Keseluruhan lebih dari 2700 uskup dan superior general serta
62 lembaga akademis dihubungi. Jawaban diterima dari 2100 pihk atau 76.4% dari
sebaran. Dari jawaban yang diperoleh Komisi Persiapan Konsili lalu membuat agenda
skema-skema tema dan jadwal pembahasan, yang hasilnya akan dituangkan dalam
dokumen-dokumen. Komisi Persiapan Konsili diperbarui mengingat meluasnya harapan-harapan yang diterima.
25 Desember 1961 Paus St Yohanes XIII menerbitkan surat apostolik, Humanae Salutis, suatu pernyataan resmi mengundang Konsili Vatikan II. Beliau menyatakan alasan yang mendesak: “Dewasa ini Gereja menyaksikan suatu krisis yang menerpa masyarakat. Sementara manusia berada di ambang zaman baru, suatu tugas yang sungguh berat dan luas menunggu Gereja , sebab dalam masa-masa yang paling tragis dalam sejarahnya, yaitu bagaimana menyampaikan daya kekuatan Injil yang memberikan hidup kekal kepada dunia modern, dunia yang sedang mengagungkan penguasaan teknik dan ilmiah yang membawa konsekuensi membutuhkan tatanan fana tanpa Tuhan. Karenanya masyarakat modern diwarnai oleh kemajuan besar secara material namun tidak disertai kemajuan moral. Dengan demikian melemahlah penghargaan pada nilai-nilai kerohanian, semakin besarlah kecondongan untuk mendapatkan kenikmatan duniawi semata yang ditawarkan oleh kemajuan teknologi yang dapat dengan mudah dijangkau semua orang; dari situ tampillah fakta baru yang yang sungguh mengganggu: adanya suatu ateisme militan yang bekerja di seluruh dunia.”

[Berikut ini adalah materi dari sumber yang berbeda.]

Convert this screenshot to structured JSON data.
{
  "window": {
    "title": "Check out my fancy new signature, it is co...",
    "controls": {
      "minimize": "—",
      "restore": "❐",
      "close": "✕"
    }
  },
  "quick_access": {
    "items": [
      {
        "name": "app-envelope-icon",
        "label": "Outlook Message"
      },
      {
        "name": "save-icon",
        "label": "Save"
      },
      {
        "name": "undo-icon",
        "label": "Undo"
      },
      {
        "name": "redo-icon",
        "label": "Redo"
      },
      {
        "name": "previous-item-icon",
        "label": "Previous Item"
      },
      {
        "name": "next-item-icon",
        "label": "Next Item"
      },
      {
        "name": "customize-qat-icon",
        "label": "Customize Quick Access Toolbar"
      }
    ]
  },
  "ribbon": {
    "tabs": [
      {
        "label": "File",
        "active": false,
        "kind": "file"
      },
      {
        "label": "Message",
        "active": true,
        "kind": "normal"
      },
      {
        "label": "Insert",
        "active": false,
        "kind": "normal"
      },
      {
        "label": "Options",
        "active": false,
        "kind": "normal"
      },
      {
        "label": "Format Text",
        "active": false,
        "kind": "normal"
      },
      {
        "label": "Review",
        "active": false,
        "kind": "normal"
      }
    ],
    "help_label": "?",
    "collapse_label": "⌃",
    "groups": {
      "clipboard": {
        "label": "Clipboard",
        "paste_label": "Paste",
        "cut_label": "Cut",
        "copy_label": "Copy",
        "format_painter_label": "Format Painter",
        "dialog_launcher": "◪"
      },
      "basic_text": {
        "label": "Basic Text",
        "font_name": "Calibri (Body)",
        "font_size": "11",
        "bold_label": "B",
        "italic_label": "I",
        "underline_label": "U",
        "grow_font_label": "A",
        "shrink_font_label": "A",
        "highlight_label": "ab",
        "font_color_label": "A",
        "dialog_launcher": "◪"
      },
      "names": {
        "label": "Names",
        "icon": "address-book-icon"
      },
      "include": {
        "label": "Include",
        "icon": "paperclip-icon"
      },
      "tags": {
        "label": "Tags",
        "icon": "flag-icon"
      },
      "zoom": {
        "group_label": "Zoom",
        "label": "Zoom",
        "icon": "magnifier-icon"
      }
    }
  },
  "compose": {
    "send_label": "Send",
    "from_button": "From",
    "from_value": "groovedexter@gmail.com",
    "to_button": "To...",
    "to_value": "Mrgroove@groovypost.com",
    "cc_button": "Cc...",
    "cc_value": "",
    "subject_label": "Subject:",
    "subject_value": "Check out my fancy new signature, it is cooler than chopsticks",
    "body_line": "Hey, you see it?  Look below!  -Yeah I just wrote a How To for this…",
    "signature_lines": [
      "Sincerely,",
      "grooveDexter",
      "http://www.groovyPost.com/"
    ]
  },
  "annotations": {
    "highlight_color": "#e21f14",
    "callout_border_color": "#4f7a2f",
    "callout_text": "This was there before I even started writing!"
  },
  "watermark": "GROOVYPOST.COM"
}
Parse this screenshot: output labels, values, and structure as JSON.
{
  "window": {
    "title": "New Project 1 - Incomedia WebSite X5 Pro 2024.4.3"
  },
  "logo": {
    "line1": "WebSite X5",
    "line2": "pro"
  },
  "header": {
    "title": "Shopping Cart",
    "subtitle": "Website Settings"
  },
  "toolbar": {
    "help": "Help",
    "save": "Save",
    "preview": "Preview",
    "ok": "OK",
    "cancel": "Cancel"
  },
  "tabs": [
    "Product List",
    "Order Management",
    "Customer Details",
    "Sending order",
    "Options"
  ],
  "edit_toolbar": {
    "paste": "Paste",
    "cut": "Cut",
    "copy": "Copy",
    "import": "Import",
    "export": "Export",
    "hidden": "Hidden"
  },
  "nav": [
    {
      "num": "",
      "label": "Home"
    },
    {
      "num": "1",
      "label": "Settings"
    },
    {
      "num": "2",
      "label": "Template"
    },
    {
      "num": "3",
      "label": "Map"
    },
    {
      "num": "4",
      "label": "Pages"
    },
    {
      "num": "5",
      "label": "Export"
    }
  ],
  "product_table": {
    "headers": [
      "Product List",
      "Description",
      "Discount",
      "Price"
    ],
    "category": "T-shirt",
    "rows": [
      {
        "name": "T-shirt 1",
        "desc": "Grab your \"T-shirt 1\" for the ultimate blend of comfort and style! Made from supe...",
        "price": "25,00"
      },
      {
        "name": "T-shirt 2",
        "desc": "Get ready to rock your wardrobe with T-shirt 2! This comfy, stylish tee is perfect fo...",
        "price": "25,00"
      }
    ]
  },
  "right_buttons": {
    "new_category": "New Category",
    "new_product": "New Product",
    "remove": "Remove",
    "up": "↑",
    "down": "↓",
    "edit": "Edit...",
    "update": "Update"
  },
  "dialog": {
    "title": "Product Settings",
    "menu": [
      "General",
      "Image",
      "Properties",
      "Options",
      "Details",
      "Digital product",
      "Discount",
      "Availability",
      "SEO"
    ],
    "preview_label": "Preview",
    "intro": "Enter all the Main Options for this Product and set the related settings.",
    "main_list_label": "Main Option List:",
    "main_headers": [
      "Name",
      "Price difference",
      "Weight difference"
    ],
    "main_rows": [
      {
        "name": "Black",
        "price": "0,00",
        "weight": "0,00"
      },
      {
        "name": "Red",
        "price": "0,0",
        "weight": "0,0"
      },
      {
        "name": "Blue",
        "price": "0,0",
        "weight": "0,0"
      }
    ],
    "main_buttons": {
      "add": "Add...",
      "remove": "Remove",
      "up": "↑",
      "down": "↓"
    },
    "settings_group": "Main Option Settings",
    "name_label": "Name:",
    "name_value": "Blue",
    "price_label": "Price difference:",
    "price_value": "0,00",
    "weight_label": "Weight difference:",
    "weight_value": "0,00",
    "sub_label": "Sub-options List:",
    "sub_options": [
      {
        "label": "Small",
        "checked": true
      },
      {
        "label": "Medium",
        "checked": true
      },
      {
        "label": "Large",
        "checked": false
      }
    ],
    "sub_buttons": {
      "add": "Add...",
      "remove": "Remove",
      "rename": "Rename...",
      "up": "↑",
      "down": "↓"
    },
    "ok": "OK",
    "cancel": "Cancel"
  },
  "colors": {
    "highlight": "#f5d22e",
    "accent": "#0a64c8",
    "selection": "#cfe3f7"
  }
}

“Keprihatinan yang menyesakkan ini mengingatkan agar kita
selalu berjaga dan senantiasa membangunkan rasa tanggungjawab kita. Sementara
jiwa-jiwa yang tidak beriman hanya melihat kegelapan yang menyelimuti dunia ,
kita memilih menguatkan iman kita pada Sang Penyelamat, yang tidak meninggalkan
begitu saja dunia yang telah ditebus olehNya. Sesungguhnya, dengan mengindahkan
nasihat Yesus agar kita membaca “Tanda-tanda zaman” (Mat 16:4), kiranya niscaya
bagi kita di tengah kegelapan yang sedemikian pekat ini, untuk mendapatkan lebih banyak petunjuk yang
memberikan harapan atas nasib Gereja dan umat manusia. Perang-perang
pertumpahan darah yang terjadi silih berganti di zaman kita, kehancuran rohani
yang disebabkan berbagai ideologi, serta pahit getir yang kita alami adalah
pelajaran yang sungguh mahal. Kemajuan ilmiah melulu justru telah memberikan
kemampuan kepada manusia untuk menghasilkan bencana yang menyebabkan kehancuran
sehingga sungguh patut diragukan; memaksa manusia berpikir keras; lebih menyadari keterbatasan mereka,
merindukan damai, dan lebih menyadari pentingnya nilai-nilai rohani; terjadi
percepatan untuk memajukan kerjasama erat dan integrasi timbal balik antara
pribadi-pribadi, golongan-golongan masyarakat dan bangsa-bangsa ke arah mana,
kendati di tengah ribuan ketidakpastian, keluarga manusia tampak sudah bergerak. Semua ini niscaya memudahkan
tugas kerasulan Gereja, sebab banyak orang yang di masa lalu tidak menyadari
betapa penting misi perutusannya, sekarang setelah belajar dari pengalaman,
lebih siap untuk menerima ajarannya.”
“Berhadapan dengan dua sisi pemandangan—suatu dunia yang
berada dalam situasi kemiskinan rohani dan Gereja Kristus yang tetap ceria oleh
daya hidup –kami, sewaktu, oleh karena penyelenggaraan ilahi kendati merasa
kurang pantas, diangkat kepada jabatan kepausan, serta merta merasakan tugas
mendesak mengumpulkan putra-putra untuk
berhimpun demi kemungkinan bagi Gereja memberi sumbangsih yang lebih efektif
guna memecahkan masalah-masalah zaman modern.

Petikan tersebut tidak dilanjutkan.